ORDER
P.G. Chacko, Member (J)
1. In this appeal filed by the assessee, the short question is whether, for the period from 31.8.1995 to 19.11.1995, the benefit of Notification No. 60/88-CE dated 1.3.1988 as amended by Notification No. 109/95-CE dated 31.8.1995 was deniable to them in respect of newsprint [Heading 48.01 of the CETA Schedule] supplied by them to a registered newspaper through a depot. The lower authorities have denied the benefit on the strength of the amended proviso to Notification No. 60/88-CE. The amended proviso reads as under:
Provided that the exemption contained under this notification shall be admissible only in respect of newsprint, –
(a) manufactured by a manufacturer of newsprint registered under Schedule I of the Newsprint Control Order, 1962; and
(b) supplied against a purchase order placed upon such manufacturer by a newspaper’

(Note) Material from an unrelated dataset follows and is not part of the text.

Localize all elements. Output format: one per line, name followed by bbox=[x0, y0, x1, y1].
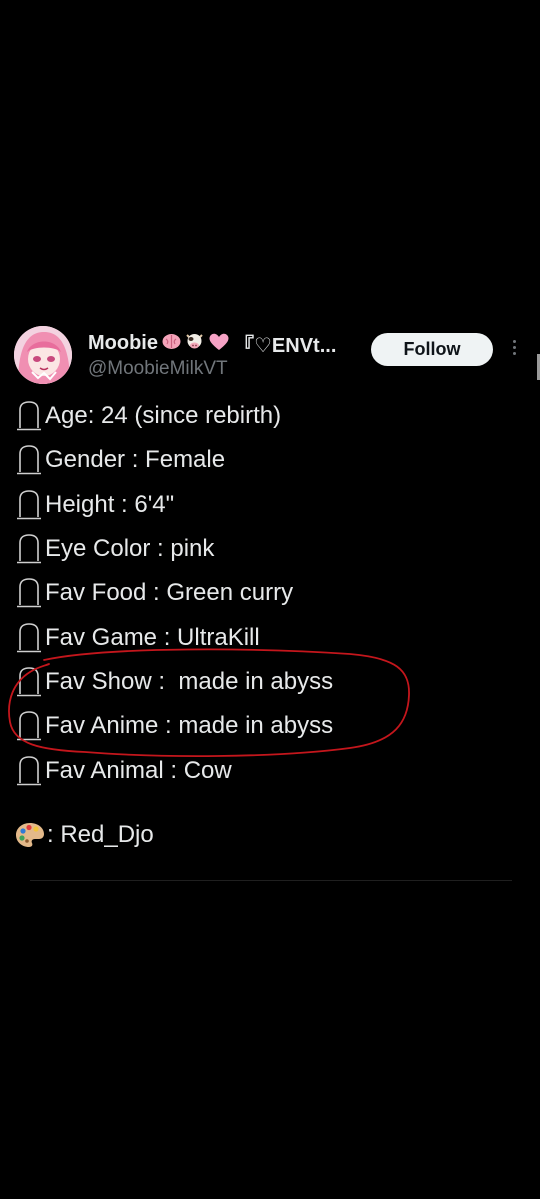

Prior to 31.8.1995 [the date of amendment], the proviso was to the effect that the exemption under the Notification would be admissible on such quantities of newsprint as might be authorized by the Registrar of Newspapers of India for the publication of the newspaper and that a certificate to that effect should be produced before the jurisdictional Assistant Collector of Central Excise within the prescribed period. From the amended provisions, the department deciphered that, for the benefit of exemption under the Notification, a manufacturer of newsprint should supply the goods directly to a newspaper against the latter’s purchase order. This view is seen reiterated in the orders of the lower authorities.
2. The appellants had supplied newsprint through their depot to a registered newspaper during the aforesaid period. Their case is that such clearances were permitted in the past also and that the amendment to the Notification did not warrant any change. After hearing both sides, we have to subscribe to the interpretation given by the appellants. The expression “supplied against a purchase order placed upon such manufacturer by a newspaper” does not necessarily mean that the manufacturer should supply newsprint directly to a newspaper. What was intended by the amendment was that the supply of newsprint to a newspaper must be against a purchase order placed by the latter. It could either be direct or through a depot. We have found nothing in the (sic)text of the amended proviso which can be construed as a bar against indirect supply of newsprint by the manufacturer of a newspaper for the purpose of exemption under the Notification.
3. In the above view of the matter, we set aside the impugned order and allow this appeal.